Avez-vous noté d'autres sujets en cette rentrée pour les e-commerçants?

Au niveau européen, la directive Platform to Business devrait voir le jour dans les prochains mois. Elle concerne la relation entre plateformes et utilisateurs professionnels. Elle doit être examinée par le Parlement européen.

En parallèle, le règlement New deal for consumers est à suivre de près et devrait réformer en partie la directive relative au droit des consommateurs (laquelle fixe les règles en matière de droit de rétractation, délai de remboursement, livraison...).

Enfin, la DSP2 (nouvelle directive sur les services de paiement), laquelle impose le recours à une authentification forte du consommateur, entre en application à partir de septembre 2019.

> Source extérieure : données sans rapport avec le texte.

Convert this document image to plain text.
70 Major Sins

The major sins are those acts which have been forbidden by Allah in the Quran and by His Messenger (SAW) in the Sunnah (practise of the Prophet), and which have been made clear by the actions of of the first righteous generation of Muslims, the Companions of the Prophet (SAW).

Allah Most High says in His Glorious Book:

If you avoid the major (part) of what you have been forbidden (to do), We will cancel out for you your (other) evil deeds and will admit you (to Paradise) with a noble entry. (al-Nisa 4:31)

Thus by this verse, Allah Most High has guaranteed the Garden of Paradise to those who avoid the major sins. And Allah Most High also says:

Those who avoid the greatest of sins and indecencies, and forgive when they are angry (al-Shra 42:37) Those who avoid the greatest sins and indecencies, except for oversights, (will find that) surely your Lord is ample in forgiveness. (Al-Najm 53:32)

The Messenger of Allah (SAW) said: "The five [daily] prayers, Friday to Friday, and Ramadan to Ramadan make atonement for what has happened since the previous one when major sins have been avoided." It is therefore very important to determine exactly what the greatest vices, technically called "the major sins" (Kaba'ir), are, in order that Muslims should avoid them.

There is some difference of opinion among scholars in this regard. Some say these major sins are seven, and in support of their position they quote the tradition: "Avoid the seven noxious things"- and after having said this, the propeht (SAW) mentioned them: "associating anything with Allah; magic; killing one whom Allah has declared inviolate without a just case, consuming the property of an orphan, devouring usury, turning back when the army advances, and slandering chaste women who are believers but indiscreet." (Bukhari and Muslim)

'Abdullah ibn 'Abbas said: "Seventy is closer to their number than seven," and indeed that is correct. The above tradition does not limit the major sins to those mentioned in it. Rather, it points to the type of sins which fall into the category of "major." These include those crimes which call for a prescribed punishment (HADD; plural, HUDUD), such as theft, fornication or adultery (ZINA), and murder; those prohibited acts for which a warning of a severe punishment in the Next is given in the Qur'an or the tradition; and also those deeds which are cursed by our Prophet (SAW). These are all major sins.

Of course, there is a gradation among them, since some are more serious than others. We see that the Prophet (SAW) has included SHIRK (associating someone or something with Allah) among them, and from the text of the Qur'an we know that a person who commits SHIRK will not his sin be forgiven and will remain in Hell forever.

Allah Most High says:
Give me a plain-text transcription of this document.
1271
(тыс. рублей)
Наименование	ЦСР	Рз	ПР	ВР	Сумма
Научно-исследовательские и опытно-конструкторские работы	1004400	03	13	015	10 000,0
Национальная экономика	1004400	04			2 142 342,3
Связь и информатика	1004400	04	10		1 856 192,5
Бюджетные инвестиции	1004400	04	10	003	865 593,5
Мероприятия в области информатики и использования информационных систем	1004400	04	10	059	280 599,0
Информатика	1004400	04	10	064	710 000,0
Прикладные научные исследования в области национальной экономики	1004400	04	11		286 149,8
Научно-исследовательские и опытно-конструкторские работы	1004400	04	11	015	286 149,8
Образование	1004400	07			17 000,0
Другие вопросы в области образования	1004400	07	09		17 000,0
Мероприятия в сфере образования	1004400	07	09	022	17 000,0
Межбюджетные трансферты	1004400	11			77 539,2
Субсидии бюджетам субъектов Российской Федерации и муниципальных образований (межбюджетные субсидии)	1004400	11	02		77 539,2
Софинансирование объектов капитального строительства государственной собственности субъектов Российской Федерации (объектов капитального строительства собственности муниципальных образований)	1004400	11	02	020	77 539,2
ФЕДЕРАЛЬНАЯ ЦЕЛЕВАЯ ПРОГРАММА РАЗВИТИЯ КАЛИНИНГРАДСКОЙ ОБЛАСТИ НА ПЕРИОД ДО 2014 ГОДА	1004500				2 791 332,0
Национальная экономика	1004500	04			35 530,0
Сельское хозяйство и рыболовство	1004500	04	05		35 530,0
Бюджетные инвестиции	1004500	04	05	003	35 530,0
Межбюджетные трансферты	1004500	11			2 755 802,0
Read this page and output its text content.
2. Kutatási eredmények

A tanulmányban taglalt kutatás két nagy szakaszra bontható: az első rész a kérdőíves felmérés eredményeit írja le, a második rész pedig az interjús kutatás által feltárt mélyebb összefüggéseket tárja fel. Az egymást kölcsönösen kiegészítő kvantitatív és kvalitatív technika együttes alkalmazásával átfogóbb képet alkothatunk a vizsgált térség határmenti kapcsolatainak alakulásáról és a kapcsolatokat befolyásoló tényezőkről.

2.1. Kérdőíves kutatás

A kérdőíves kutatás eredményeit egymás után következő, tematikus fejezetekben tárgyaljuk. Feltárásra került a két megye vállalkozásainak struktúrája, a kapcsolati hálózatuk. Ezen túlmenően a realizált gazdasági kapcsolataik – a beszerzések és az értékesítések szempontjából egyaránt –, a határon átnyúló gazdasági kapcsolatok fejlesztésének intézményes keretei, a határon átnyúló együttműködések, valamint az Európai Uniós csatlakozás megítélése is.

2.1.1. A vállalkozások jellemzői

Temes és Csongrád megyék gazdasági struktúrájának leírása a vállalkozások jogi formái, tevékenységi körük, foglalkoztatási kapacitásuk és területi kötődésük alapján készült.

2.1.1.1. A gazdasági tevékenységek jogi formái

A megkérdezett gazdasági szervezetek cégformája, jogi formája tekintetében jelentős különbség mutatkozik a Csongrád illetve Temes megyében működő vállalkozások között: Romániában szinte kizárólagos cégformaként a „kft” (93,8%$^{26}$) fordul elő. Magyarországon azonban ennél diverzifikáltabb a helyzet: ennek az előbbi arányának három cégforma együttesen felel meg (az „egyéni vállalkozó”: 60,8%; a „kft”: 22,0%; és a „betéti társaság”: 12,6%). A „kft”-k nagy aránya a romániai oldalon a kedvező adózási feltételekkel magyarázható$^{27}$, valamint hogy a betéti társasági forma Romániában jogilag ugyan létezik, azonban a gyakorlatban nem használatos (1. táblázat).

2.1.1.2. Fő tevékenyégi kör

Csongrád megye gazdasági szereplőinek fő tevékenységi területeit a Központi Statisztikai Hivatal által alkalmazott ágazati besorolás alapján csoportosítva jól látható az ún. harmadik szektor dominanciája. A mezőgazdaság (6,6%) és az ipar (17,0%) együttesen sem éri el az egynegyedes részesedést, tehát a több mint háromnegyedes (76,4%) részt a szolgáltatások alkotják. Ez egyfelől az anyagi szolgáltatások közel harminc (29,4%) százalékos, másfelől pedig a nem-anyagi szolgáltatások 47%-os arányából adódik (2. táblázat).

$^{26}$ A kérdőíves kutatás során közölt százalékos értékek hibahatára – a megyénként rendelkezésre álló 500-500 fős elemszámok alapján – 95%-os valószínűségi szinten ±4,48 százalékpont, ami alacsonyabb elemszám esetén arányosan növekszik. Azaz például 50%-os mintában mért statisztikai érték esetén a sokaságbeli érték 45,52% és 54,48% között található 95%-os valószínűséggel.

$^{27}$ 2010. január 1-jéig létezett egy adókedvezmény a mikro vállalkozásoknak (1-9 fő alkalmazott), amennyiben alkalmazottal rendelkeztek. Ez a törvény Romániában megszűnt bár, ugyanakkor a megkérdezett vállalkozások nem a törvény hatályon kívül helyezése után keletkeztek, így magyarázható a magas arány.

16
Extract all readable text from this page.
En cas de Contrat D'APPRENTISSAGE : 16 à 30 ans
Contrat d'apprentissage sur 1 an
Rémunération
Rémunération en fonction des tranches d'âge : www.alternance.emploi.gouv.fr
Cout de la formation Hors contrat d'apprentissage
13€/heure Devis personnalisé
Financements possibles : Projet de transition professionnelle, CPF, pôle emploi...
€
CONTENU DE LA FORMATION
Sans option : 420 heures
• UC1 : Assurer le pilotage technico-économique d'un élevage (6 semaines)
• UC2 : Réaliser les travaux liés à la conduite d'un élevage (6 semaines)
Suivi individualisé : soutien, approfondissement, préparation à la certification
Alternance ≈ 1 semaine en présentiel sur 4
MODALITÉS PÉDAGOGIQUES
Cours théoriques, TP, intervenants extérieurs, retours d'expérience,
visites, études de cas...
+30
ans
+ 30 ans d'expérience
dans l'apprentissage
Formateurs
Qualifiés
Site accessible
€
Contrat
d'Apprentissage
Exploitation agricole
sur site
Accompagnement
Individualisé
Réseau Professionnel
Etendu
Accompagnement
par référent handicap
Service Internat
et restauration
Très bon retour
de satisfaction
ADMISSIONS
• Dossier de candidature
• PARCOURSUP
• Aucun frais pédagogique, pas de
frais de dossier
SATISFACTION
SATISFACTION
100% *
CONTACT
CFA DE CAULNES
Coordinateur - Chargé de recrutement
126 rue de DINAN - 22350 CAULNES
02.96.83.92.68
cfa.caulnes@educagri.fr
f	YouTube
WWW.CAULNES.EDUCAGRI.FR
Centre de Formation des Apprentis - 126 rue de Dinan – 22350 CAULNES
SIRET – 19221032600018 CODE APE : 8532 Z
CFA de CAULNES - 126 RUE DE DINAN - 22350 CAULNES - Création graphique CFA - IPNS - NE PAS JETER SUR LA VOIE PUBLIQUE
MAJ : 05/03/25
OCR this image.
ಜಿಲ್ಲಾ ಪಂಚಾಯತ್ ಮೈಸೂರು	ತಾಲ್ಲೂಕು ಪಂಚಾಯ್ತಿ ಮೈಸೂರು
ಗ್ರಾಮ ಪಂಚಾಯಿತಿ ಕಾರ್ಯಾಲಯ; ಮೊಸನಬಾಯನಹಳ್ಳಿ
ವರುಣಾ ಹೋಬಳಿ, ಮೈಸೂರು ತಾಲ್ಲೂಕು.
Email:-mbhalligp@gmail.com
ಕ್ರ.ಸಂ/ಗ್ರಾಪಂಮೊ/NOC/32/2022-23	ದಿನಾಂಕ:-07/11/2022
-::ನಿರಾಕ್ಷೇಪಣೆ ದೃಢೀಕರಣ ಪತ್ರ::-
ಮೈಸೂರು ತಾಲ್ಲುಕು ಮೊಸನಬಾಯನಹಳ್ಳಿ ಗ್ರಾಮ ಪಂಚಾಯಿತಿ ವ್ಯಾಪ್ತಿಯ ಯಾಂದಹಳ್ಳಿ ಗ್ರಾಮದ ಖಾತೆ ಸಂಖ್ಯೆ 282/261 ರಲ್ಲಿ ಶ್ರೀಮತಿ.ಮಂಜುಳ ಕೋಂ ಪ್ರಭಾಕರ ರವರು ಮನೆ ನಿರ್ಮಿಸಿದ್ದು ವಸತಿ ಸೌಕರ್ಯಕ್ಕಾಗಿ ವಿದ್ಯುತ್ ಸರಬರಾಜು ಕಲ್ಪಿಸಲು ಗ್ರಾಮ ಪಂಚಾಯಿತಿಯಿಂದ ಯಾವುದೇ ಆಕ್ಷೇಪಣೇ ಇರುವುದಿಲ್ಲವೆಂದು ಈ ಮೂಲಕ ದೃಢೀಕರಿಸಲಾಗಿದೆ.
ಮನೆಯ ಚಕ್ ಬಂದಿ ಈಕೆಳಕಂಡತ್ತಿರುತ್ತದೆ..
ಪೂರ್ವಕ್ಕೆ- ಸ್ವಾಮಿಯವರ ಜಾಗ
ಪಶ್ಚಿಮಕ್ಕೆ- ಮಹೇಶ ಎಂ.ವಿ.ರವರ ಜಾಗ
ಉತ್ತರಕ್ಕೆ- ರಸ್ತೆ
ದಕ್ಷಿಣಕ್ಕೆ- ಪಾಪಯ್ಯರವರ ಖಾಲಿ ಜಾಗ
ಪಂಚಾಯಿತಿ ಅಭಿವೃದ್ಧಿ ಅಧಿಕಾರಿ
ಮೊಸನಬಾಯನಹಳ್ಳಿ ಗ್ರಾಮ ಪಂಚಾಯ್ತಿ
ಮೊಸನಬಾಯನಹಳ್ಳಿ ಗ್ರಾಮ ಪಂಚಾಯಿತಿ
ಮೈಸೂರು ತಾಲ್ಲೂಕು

(1) Depuis le 1er janvier 2015, les prestations de services électroniques sont imposables dans l'État membre où est domicilié le consommateur. Le prestataire doit désormais déclarer et payer la TVA dans chaque État membre de consommation. Pour simplifier ces nouvelles obligations, un guichet unique électronique appelé "mini-guichet unique TVA", ou MOSS, a été créé.